Admitted, “Corporate Surveillance in Everyday Life” is a long and depressing read for a Friday. In this comprehensive report on the state of corporate surveillance, Wolfie Christl of Cracked Labs illustrates just how deep the logic of surveillance has evolved in today’s world:
This report finds that the networks of online platforms, advertising technology providers, data brokers, and other businesses can now monitor, recognize, and analyze individuals in many life situations. Information about individuals’ personal characteristics and behaviors is linked, combined, and utilized across companies, databases, platforms, devices, and services in real-time. With the actors guided only by economic goals, a data environment has emerged in which individuals are constantly surveyed and evaluated, categorized and grouped, rated and ranked, numbered and quantified, included or excluded, and, as a result, treated differently.

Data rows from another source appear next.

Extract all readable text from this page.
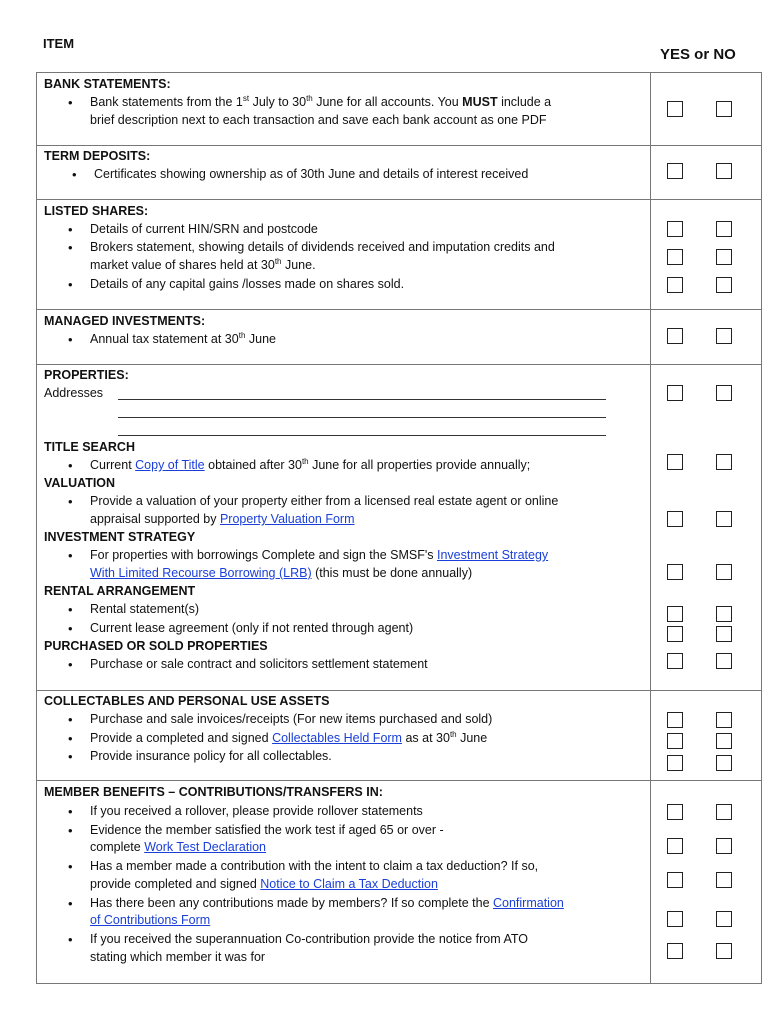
ITEM
YES or NO
BANK STATEMENTS:
• Bank statements from the 1st July to 30th June for all accounts. You MUST include a
brief description next to each transaction and save each bank account as one PDF
TERM DEPOSITS:
• Certificates showing ownership as of 30th June and details of interest received
LISTED SHARES:
• Details of current HIN/SRN and postcode
• Brokers statement, showing details of dividends received and imputation credits and
market value of shares held at 30th June.
• Details of any capital gains /losses made on shares sold.
MANAGED INVESTMENTS:
• Annual tax statement at 30th June
PROPERTIES:
Addresses
TITLE SEARCH
• Current Copy of Title obtained after 30th June for all properties provide annually;
VALUATION
• Provide a valuation of your property either from a licensed real estate agent or online
appraisal supported by Property Valuation Form
INVESTMENT STRATEGY
• For properties with borrowings Complete and sign the SMSF's Investment Strategy
With Limited Recourse Borrowing (LRB) (this must be done annually)
RENTAL ARRANGEMENT
• Rental statement(s)
• Current lease agreement (only if not rented through agent)
PURCHASED OR SOLD PROPERTIES
• Purchase or sale contract and solicitors settlement statement
COLLECTABLES AND PERSONAL USE ASSETS
• Purchase and sale invoices/receipts (For new items purchased and sold)
• Provide a completed and signed Collectables Held Form as at 30th June
• Provide insurance policy for all collectables.
MEMBER BENEFITS – CONTRIBUTIONS/TRANSFERS IN:
• If you received a rollover, please provide rollover statements
• Evidence the member satisfied the work test if aged 65 or over -
complete Work Test Declaration
• Has a member made a contribution with the intent to claim a tax deduction? If so,
provide completed and signed Notice to Claim a Tax Deduction
• Has there been any contributions made by members? If so complete the Confirmation
of Contributions Form
• If you received the superannuation Co-contribution provide the notice from ATO
stating which member it was for
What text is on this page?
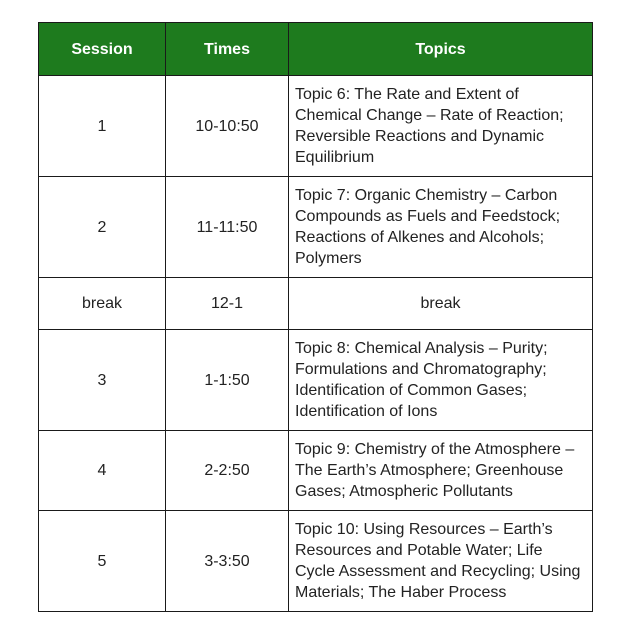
Session	Times	Topics
1	10-10:50	Topic 6: The Rate and Extent of Chemical Change – Rate of Reaction; Reversible Reactions and Dynamic Equilibrium
2	11-11:50	Topic 7: Organic Chemistry – Carbon Compounds as Fuels and Feedstock; Reactions of Alkenes and Alcohols; Polymers
break	12-1	break
3	1-1:50	Topic 8: Chemical Analysis – Purity; Formulations and Chromatography; Identification of Common Gases; Identification of Ions
4	2-2:50	Topic 9: Chemistry of the Atmosphere – The Earth’s Atmosphere; Greenhouse Gases; Atmospheric Pollutants
5	3-3:50	Topic 10: Using Resources – Earth’s Resources and Potable Water; Life Cycle Assessment and Recycling; Using Materials; The Haber Process
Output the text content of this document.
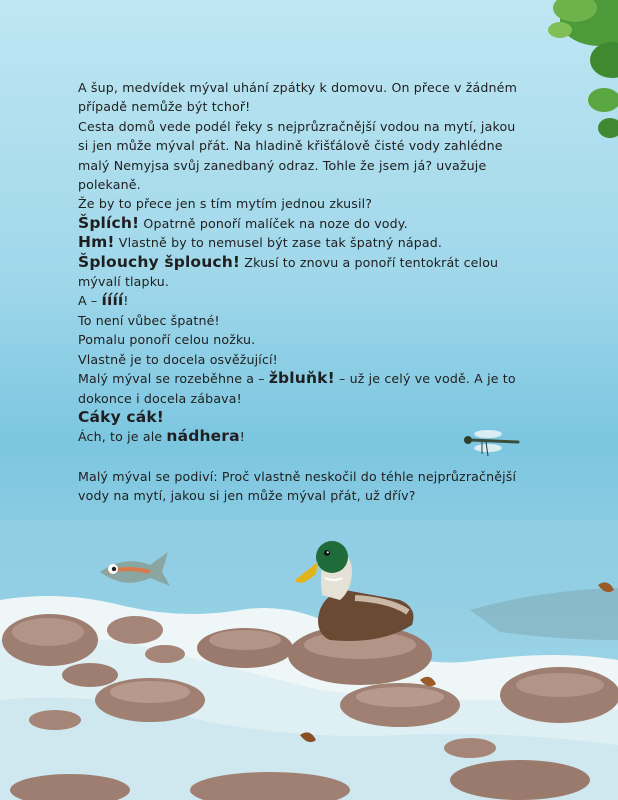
A šup, medvídek mýval uhání zpátky k domovu. On přece v žádném

případě nemůže být tchoř!

Cesta domů vede podél řeky s nejprůzračnější vodou na mytí, jakou

si jen může mýval přát. Na hladině křišťálově čisté vody zahlédne

malý Nemyjsa svůj zanedbaný odraz. Tohle že jsem já? uvažuje

polekaně.

Že by to přece jen s tím mytím jednou zkusil?

Šplích! Opatrně ponoří malíček na noze do vody.

Hm! Vlastně by to nemusel být zase tak špatný nápad.

Šplouchy šplouch! Zkusí to znovu a ponoří tentokrát celou

mývalí tlapku.

A – íííí!

To není vůbec špatné!

Pomalu ponoří celou nožku.

Vlastně je to docela osvěžující!

Malý mýval se rozeběhne a – žbluňk! – už je celý ve vodě. A je to

dokonce i docela zábava!

Cáky cák!

Ách, to je ale nádhera!

Malý mýval se podiví: Proč vlastně neskočil do téhle nejprůzračnější

vody na mytí, jakou si jen může mýval přát, už dřív?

While acknowledging the value of regulation, Christl also expresses that true change can only be achieved through cultural change, with consent/choice only being means for the privileged to exclude themselves from the mainstream surveillance:
On a broader level, data protection legislation alone will not mitigate the consequences that a data-driven world has on individuals and society, whether in the US or Europe. While consent and choice are crucial principles to resolve some of the most urgent problems of intrusive data collection, they can also produce an illusion of voluntariness. […] it will generally require a major collective effort to realize a positive vision for a future information society. Otherwise, we might soon end up in a society of pervasive digital social control, where privacy becomes – if it remains at all – a luxury commodity for the rich.